Car testing centre, Zenica
VW could face penalties of up to $18bn in the US alone for cheating emissions tests Reuters

The new chief executive of carmaker Volkswagen says he is "hurt and annoyed" by the emissions-rigging scandal that has rocked the company and has vowed to win back the trust of customers. Matthias Mueller has told company executives VW has to overhaul its sullied corporate culture following news that the carmaker allegedly ignored warnings from its own staff and a parts supplier several years ago over its dubious emission test practices.

"Nothing can justify deception and manipulation," Mueller, 62, told VW executives, according to prepared remarks seen by the Wall Street Journal. "The outrageous misconduct at Volkswagen that has come to light in recent days hurts and annoys me immensely.

'Lot of hard work ahead'

"The aim is to regain lost confidence. This requires an uncompromising and consistent clarification," and enhanced compliance and governance structures, he noted.

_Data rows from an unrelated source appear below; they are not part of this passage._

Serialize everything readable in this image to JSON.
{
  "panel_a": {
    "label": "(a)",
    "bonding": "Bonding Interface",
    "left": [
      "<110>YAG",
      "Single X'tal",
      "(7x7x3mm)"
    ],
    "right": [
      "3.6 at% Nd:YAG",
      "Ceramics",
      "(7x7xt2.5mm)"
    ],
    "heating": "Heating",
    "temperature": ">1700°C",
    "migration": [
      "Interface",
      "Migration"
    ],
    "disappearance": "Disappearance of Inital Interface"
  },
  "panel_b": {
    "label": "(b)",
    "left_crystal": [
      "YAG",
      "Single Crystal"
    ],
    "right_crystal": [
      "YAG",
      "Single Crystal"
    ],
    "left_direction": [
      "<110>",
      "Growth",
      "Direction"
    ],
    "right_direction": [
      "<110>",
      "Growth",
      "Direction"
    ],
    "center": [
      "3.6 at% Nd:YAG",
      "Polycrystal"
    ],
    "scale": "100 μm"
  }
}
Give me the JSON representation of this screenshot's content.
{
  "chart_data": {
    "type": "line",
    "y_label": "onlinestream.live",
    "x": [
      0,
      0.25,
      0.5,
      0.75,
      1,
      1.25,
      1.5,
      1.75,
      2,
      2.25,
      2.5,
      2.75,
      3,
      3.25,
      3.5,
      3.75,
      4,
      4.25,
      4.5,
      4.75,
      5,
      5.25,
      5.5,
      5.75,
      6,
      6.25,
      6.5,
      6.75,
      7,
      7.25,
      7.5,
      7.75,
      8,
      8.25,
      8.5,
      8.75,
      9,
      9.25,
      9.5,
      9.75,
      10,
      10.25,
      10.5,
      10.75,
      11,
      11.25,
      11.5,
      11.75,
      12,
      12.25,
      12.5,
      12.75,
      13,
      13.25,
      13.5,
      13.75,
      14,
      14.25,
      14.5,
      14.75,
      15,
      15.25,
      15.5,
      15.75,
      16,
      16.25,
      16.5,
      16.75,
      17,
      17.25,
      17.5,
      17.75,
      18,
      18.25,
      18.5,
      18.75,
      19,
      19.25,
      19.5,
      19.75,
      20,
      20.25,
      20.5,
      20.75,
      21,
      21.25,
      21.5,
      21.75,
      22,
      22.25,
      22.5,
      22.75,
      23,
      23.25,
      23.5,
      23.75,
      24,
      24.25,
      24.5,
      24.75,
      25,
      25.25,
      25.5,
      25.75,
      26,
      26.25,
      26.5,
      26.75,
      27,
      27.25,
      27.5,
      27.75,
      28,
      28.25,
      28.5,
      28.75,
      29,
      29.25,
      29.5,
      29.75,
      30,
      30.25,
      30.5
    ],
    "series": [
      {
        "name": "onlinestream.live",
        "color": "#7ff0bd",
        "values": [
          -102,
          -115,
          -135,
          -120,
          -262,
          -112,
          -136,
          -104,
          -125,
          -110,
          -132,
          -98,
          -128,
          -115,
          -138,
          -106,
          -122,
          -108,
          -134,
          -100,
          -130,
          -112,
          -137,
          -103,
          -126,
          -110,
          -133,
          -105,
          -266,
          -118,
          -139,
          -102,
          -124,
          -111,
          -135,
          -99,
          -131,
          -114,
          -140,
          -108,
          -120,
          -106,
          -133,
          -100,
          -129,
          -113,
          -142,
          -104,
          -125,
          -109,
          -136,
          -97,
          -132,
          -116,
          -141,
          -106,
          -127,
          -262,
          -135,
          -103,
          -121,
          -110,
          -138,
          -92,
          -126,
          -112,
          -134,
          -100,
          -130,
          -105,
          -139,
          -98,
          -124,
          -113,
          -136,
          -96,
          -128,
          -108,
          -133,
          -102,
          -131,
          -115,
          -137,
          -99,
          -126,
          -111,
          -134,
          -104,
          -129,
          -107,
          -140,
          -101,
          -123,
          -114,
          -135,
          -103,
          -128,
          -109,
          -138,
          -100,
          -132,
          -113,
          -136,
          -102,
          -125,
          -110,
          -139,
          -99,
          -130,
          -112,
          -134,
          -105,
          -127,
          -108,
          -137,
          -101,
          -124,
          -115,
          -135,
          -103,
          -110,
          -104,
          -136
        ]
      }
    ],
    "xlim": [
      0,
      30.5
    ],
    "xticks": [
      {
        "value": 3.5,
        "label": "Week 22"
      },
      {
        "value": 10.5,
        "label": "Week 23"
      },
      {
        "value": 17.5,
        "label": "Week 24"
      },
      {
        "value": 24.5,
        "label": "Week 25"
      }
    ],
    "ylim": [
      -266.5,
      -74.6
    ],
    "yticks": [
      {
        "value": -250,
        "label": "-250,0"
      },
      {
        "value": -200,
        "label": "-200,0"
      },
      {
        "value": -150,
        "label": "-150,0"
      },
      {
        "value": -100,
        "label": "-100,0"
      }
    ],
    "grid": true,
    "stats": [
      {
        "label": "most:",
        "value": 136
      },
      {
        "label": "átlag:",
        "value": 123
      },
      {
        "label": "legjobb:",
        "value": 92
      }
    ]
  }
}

VW, the world's largest auto manufacturer by sales, has been grappling with an escalating fallout after US regulators revealed that the carmaker rigged emissions tests by using "defeat devices" - on-board software that can detect when vehicles are being tested and manipulate their performance.

Some 482,000 diesel cars are alleged to have cheated tests in the US alone, with the Environmental Protection Agency threatening to levy a fine of up to $18bn (£11.9bn; €16bn), or about $37,500 per vehicle.

The scandal forced out former chief executive Martin Winterkorn and saw Mueller, the former head of Porsche, taking over the reins on 25 September.

Matthias Mueller
New VW CEO Matthias Mueller says the firm faces 'a lot of hard work' to fix its sullied reputation Reuters

VW has admitted that a defeat device was installed in up to 11 million of its vehicles - most of them sold in Europe - but Mueller said the software was not activated in all of them, and so the final number of vehicles affected is likely to be less. He added that VW faced a "long way and a lot of hard work" in the months ahead to fix its tarnished reputation.

On 28 September, German prosecutors opened an investigation into former CEO Winterkorn and other executives at VW on suspicion of fraud in connection with the emissions scandal. Meanwhile, Reuters reported that Porsche may name its production chief Oliver Blume as its new chief executive this week.